A continuación, pasar a un ancho de 50 m/z para las siguientes cinco ventanas y terminar con un único análisis de MS-MS, con un ancho de aislamiento de 200 Thompson. Los anchos más estrechos representan una región más poblada del espectro en términos de presencia de precursores de péptidos. Para el análisis DIA necesitará una biblioteca espectral.
Para generar una biblioteca espectral, puede realizar algunos experimentos dependientes de datos en el mismo sistema LC-MS-MS que ha estado utilizando para la adquisición de DIA utilizando el mismo degradado de cromatografía.

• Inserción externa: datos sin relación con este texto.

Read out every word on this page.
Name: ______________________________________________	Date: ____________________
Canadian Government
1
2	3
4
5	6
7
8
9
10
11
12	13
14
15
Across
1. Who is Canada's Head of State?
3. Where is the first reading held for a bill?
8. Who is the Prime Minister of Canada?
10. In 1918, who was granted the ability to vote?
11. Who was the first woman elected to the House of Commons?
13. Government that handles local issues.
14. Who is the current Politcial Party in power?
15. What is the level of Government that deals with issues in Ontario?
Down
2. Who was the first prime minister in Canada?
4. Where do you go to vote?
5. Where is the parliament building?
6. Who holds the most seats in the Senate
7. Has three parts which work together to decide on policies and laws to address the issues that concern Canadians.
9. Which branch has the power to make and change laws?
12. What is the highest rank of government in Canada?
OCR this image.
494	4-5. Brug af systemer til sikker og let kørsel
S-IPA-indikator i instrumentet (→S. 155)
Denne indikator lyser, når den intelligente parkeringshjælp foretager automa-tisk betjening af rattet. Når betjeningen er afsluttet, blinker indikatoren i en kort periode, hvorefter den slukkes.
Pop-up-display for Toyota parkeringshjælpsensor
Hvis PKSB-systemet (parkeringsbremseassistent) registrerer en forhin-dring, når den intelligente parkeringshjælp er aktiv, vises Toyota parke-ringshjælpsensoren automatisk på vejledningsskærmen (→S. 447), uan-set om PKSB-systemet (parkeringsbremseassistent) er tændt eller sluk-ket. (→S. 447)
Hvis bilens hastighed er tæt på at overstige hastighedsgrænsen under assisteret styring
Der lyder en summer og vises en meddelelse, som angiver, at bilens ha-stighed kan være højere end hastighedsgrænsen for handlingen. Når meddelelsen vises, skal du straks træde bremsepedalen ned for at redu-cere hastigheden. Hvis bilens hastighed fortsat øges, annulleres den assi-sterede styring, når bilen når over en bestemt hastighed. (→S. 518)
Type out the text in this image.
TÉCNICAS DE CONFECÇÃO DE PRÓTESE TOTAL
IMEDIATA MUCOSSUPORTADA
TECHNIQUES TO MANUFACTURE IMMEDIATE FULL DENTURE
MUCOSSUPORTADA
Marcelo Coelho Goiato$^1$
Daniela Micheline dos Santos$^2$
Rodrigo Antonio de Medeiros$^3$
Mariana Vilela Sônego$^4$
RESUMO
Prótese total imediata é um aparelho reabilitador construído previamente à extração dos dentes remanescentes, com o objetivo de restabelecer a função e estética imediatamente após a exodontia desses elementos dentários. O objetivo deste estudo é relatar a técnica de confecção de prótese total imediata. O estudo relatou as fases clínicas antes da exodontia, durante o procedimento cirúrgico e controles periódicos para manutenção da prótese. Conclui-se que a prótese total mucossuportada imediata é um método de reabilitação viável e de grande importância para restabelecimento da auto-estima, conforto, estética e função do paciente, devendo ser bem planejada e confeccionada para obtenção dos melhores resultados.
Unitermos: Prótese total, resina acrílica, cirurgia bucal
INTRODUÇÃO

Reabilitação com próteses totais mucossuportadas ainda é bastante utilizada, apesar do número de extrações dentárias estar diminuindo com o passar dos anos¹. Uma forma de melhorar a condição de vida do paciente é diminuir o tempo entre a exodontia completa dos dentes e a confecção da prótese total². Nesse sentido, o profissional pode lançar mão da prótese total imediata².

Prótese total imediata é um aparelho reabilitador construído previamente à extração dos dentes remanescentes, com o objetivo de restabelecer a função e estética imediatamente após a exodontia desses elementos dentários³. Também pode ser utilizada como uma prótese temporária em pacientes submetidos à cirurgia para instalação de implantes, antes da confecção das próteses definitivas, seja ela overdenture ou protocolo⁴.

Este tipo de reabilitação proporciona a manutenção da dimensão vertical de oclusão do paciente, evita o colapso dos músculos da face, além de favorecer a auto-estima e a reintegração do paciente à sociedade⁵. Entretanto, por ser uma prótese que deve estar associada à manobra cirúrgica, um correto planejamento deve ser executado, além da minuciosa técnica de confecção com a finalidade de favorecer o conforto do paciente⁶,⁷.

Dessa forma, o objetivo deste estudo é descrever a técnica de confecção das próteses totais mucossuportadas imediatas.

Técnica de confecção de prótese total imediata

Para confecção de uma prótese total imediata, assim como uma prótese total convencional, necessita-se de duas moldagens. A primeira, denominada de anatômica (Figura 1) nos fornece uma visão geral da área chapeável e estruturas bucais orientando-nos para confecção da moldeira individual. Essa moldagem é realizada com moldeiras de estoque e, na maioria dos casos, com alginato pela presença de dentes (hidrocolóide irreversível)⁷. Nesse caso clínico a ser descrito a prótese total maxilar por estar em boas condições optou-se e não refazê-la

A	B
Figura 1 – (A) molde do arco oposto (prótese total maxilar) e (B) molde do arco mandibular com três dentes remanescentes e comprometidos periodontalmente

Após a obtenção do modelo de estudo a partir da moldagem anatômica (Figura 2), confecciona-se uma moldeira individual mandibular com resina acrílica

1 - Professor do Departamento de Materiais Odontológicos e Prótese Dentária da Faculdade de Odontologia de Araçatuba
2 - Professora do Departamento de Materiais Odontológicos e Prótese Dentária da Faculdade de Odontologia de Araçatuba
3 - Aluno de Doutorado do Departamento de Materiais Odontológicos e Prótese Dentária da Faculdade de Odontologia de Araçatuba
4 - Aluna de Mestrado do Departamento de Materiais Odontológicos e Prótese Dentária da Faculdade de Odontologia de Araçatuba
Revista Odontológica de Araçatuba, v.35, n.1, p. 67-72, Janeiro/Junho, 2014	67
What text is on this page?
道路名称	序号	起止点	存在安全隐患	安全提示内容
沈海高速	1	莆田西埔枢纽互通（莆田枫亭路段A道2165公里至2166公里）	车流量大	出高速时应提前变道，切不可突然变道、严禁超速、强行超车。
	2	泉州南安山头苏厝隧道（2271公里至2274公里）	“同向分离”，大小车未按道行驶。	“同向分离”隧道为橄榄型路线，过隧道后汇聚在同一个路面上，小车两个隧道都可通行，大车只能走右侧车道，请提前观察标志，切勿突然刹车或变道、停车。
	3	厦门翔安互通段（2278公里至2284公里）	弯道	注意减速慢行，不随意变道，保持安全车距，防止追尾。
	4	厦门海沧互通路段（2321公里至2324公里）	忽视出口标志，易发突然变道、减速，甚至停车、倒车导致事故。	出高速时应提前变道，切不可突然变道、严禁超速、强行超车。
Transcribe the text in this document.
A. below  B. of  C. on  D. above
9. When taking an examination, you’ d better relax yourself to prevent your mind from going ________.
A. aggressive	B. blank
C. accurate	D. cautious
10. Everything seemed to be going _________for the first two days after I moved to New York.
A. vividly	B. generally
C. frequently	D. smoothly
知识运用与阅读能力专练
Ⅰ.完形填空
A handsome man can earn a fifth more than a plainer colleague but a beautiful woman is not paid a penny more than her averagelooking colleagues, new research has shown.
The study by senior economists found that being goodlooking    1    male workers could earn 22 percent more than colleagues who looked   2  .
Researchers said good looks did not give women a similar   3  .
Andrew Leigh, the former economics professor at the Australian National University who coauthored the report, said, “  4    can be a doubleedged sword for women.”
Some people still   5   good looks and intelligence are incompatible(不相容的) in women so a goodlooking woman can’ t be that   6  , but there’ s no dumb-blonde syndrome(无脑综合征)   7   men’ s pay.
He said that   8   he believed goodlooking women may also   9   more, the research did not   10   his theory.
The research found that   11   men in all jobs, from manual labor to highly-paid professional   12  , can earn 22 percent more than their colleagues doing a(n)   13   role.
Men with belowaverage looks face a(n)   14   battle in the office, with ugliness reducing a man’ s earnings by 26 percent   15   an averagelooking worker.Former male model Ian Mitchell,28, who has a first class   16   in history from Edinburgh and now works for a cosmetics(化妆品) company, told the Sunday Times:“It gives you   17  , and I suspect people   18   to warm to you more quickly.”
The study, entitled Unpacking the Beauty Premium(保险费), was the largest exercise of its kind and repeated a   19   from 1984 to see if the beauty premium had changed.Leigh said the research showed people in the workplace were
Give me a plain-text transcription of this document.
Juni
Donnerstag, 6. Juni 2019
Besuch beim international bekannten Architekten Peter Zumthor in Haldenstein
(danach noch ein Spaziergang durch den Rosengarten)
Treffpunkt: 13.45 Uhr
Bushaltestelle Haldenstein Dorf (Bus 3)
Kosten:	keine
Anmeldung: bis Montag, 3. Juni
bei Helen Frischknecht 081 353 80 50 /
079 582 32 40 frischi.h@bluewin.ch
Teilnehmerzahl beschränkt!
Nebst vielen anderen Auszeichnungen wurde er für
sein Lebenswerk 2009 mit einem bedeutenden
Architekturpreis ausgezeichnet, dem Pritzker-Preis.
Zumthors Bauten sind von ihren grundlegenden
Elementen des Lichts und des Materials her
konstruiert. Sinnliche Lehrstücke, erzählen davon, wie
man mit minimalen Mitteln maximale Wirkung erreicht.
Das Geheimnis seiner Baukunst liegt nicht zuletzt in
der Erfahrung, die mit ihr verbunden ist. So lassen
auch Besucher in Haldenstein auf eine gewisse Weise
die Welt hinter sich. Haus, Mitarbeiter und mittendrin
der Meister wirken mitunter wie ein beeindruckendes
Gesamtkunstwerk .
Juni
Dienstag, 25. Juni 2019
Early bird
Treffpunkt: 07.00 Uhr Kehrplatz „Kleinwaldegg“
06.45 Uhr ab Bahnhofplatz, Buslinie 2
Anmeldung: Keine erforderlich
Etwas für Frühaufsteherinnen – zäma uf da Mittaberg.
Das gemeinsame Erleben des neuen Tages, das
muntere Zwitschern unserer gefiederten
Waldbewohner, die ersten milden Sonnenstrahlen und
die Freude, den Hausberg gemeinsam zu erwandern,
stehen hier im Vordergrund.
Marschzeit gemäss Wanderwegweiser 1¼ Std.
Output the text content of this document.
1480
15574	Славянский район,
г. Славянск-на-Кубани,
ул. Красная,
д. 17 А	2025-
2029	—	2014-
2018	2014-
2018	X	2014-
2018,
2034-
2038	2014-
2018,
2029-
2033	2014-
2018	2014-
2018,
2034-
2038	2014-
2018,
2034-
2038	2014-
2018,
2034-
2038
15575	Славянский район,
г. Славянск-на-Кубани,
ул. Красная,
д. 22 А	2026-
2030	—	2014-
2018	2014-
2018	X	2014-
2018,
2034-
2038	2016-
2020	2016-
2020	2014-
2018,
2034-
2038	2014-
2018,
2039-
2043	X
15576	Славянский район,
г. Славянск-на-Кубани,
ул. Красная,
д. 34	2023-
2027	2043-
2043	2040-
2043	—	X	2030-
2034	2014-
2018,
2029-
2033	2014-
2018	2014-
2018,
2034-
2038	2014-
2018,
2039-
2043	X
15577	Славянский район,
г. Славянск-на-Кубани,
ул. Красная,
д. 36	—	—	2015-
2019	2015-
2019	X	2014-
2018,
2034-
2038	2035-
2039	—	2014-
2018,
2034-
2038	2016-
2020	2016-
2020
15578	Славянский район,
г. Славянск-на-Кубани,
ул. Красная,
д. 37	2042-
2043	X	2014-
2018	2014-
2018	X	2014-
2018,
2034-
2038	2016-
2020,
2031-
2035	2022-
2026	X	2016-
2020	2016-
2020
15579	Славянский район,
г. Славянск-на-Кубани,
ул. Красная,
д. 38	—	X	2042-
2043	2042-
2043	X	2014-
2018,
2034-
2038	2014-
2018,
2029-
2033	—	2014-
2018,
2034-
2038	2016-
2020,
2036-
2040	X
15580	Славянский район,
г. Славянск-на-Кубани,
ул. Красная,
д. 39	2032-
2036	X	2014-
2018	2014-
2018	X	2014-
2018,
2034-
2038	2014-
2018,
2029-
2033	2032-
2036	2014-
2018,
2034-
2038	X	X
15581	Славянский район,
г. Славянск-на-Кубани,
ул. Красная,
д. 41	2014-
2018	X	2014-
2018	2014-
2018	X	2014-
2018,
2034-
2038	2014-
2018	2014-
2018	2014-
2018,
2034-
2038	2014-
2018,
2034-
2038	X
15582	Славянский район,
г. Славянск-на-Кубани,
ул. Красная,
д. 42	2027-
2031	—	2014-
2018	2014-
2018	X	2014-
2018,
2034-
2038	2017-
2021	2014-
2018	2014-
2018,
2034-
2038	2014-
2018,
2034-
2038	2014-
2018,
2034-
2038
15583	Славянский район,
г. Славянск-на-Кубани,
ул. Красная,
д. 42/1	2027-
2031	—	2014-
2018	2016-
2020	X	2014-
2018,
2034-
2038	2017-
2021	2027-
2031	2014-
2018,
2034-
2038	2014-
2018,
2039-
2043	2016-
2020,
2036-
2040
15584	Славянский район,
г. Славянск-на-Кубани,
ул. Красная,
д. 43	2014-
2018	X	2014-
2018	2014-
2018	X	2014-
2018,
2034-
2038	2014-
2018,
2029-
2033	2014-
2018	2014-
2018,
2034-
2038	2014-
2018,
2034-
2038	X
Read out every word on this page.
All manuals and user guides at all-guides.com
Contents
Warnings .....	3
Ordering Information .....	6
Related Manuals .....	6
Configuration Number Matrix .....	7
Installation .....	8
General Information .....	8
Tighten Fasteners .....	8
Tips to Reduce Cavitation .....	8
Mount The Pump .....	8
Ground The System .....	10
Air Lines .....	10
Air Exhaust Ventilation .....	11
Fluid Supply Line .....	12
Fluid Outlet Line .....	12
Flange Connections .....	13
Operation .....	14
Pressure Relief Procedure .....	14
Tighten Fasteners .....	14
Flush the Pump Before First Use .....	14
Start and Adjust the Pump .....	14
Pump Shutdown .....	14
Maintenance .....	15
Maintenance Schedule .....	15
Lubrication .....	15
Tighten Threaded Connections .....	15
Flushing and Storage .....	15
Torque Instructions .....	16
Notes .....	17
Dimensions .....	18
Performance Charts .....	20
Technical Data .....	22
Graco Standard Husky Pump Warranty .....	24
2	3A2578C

El fraccionamiento de muestras aumentará la cobertura de proteoma. Las puntas de etapa se pueden utilizar para el fraccionamiento de muestras.
El intercambio de catión fuerte y la fase inversa básica son dos alternativas válidas. Comience con los 10 microgramos de un grupo de varios digeridos FASP. Acidifique la muestra utilizando una concentración final de 0,2% TFA.
Cargue los péptidos en puntas de etapa C18 de alta capacidad. Utilice varios discos en caso de grandes cantidades de péptidos. Para 10 microgramos de material, se recomiendan dos discos.
Realice la purificación C18 como se describió anteriormente. Preparar varios viales para la recolección de eluate. Tantos como el número de fracciones.
En este caso 10 fracciones se producen por elución escalonada. Después del último lavado, agregue 20 microlitros del primer eluent. 0,2% hidróxido de amonio, 10 mililitros TEAB, 4% acetonitrilo.
Después de elutar completamente la primera fracción en el primer Eppendorf, mueva la punta del escenario al siguiente vial de recogida. Diluir en 20 pasos de microlitro utilizando como eluent, 0.2% de hidróxido de amonio, 10 mililitros TEAB, y luego aumentar la cantidad de acetonitrilo. Después de fraccionar el ejemplo y ejecutar experimentos dependientes de datos en cada fracción, genere la biblioteca espectral mediante la búsqueda de datos de MS-MS.
A continuación, la biblioteca se importará en un software capaz de análisis de datos DIA para cuantificación de proteínas basado en un mínimo de un péptido único asignado por un mínimo de tres transiciones. Espere cubrir una amplia gama del proteoma urinario. Esta cifra muestra la identificación y cuantificación de proteínas en un rango de abundancia, que abarca cinco órdenes de magnitud.
El flujo de trabajo aquí presentado combina la ventaja de concentración y la versatilidad del protocolo FASP con la sensibilidad del modo de escaneo DIA. Esta combinación proporciona un mapa enriquecido del proteoma urinario. Dado que nuestra configuración de análisis no incluye el uso de una columna de captura, el resumen FASP fue purificado tanto por el intercambio de catión fuerte como por las puntas de etapa de fase invertida.
El paso Sugerencias de etapa de fase invertida se puede omitir cuando una columna de reventado está conectada directamente a la columna analítica. El uso de este flujo de trabajo se recomienda para analizar muestras de EPS-orina, pero su uso se puede extender a la proteómica urinaria en general.